Comment by hinkley

Comment by hinkley 2 days ago

13 replies

Primitive Technology on YouTube does this repeatedly.

You make a hole or find a piece of slate for processing, you mine clay from a stream bed, and then you make your first pot as a tool for moving water, the second pot for making food, and before or after the second pot you make clay bricks to build a kiln to high fire other things more efficiently - less fuel and more multitasking of other tasks.

WalterBright a day ago

Why don't contestants on "Alone" do this?

  • hinkley a day ago

    This question is substantially why I stopped watching that show.

    I think at least a few of them may have trouble locating pure clay where they are dropped but not all of them, every season, for years.

    • bruce511 a day ago

      I seem to recall one or two doing this. But i suspect the reason they don't is cause they don't need to.

      They all have a pot already. The benefits of more pots seems low. Conversely the calorie cost seems high (if only just collecting clay and cutting wood to fire it.)

      On Alone thd priorities are shelter and food. Clay pots seems like a luxury in terms of utility use and energy cost.

      • vanattab 21 hours ago

        This is the correct answer. Alone is not really a how to live in the woods show, it's a managed starvation show. The contestants are limited to about a 1 sq mile area which may or may not have a good source of clay. They purposely set them out just a few weeks before winter so they do not have a long time to prep. Conserving and replenishing calories is the name of the game.

      • WalterBright a day ago

        Most of them did a simply terrible job of building a fireplace, from poisoning themselves with the smoke to literally burning their shelter down. Some built a bed up off the ground, which is smart, but never seemed to consider heating up rocks in the fireplace during the day and slipping them under the bed at night.

        Anyhow, some mud and clay skills would help make a decent fireplace.

        Staying warm is a crucial skill, not a luxury. Some of them got frostbite.

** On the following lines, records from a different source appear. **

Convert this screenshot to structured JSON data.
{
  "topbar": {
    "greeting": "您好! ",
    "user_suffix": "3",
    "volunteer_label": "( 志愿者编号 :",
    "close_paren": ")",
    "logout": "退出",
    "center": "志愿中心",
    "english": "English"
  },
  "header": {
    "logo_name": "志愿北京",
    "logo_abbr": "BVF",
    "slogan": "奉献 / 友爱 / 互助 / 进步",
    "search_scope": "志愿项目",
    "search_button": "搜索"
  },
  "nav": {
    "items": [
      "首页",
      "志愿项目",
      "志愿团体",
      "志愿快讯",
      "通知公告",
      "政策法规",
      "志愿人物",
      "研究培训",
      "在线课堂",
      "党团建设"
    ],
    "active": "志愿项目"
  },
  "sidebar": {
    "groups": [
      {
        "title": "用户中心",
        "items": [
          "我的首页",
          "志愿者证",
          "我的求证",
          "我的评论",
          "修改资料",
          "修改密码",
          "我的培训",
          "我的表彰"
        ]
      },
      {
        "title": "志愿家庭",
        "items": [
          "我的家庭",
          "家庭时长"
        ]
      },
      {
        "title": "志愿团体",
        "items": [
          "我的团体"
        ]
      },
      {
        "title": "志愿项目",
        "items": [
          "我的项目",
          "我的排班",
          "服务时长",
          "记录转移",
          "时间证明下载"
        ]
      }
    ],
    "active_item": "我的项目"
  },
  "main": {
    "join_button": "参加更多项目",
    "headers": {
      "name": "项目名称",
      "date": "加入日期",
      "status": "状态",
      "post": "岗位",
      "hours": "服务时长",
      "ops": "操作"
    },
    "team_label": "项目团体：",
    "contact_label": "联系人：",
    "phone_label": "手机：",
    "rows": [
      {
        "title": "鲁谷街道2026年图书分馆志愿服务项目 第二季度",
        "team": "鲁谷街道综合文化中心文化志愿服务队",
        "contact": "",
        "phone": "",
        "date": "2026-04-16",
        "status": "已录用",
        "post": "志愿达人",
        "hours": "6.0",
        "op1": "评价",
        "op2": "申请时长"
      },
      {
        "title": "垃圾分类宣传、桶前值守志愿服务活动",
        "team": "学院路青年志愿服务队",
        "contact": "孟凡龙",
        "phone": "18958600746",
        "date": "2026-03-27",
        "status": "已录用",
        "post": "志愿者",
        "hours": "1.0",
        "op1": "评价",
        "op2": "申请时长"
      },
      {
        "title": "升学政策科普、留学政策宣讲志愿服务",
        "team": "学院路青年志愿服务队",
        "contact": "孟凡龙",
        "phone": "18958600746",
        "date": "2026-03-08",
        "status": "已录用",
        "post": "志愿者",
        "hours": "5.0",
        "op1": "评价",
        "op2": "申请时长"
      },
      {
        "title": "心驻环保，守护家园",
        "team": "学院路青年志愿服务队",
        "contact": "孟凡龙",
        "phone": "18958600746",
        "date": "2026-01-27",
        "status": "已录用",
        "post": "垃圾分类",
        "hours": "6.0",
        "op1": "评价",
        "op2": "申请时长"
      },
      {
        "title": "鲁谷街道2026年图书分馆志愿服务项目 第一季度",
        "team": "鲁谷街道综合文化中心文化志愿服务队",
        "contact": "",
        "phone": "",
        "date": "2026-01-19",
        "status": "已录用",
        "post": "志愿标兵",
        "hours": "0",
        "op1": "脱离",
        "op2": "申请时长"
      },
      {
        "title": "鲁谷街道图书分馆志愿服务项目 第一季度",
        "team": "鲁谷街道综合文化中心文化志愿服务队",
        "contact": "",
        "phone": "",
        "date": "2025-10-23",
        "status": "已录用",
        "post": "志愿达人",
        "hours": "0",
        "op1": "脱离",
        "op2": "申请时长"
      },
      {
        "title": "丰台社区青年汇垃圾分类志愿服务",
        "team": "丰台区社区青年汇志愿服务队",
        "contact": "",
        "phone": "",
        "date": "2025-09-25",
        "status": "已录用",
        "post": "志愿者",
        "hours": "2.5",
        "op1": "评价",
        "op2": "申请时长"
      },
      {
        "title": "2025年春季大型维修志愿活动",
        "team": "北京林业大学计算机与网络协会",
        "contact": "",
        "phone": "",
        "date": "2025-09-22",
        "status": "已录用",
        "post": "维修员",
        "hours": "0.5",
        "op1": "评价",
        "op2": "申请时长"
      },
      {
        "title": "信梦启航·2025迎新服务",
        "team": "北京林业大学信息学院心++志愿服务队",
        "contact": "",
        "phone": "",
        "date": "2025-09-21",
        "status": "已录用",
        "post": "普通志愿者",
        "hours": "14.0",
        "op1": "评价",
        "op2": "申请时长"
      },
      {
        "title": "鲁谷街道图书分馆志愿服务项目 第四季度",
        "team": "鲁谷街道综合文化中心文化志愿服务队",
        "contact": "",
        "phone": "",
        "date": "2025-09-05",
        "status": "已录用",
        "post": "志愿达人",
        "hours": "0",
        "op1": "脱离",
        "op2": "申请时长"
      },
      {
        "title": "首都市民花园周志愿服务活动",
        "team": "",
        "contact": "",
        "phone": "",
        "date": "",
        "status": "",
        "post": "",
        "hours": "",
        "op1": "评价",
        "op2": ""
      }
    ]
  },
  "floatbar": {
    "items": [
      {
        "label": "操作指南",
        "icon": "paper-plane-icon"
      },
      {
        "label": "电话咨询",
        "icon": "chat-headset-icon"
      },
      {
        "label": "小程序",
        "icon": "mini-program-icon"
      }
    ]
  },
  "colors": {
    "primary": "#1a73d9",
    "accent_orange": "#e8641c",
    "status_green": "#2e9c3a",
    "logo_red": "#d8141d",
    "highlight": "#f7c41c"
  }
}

        Also, most of them had food storage problems where their meat would get robbed. Some went to great effort to make their meat inaccessible, to no avail. I imagine that would make a storage pot useful.

      • hinkley 19 hours ago

        Am I wrong that the first few seasons the pot was an option they could choose among others? They upped the kit over time. Early on they had very little.

    • mapt 19 hours ago

      Digging in arctic climates is just difficult. Soils freeze and gel.

      Digging in semi-degraded postglacial till filled in with a few conifers (the Great Slave Lake site is largely talus/scree) is not especially productive in terms of clay.

      I would love to see them invite Primitive Technology's John Plant on the show. I do understand if North Queensland is more his climate though.

      • hinkley 19 hours ago

        They did a season in Vancouver Island before they started making the show super weird.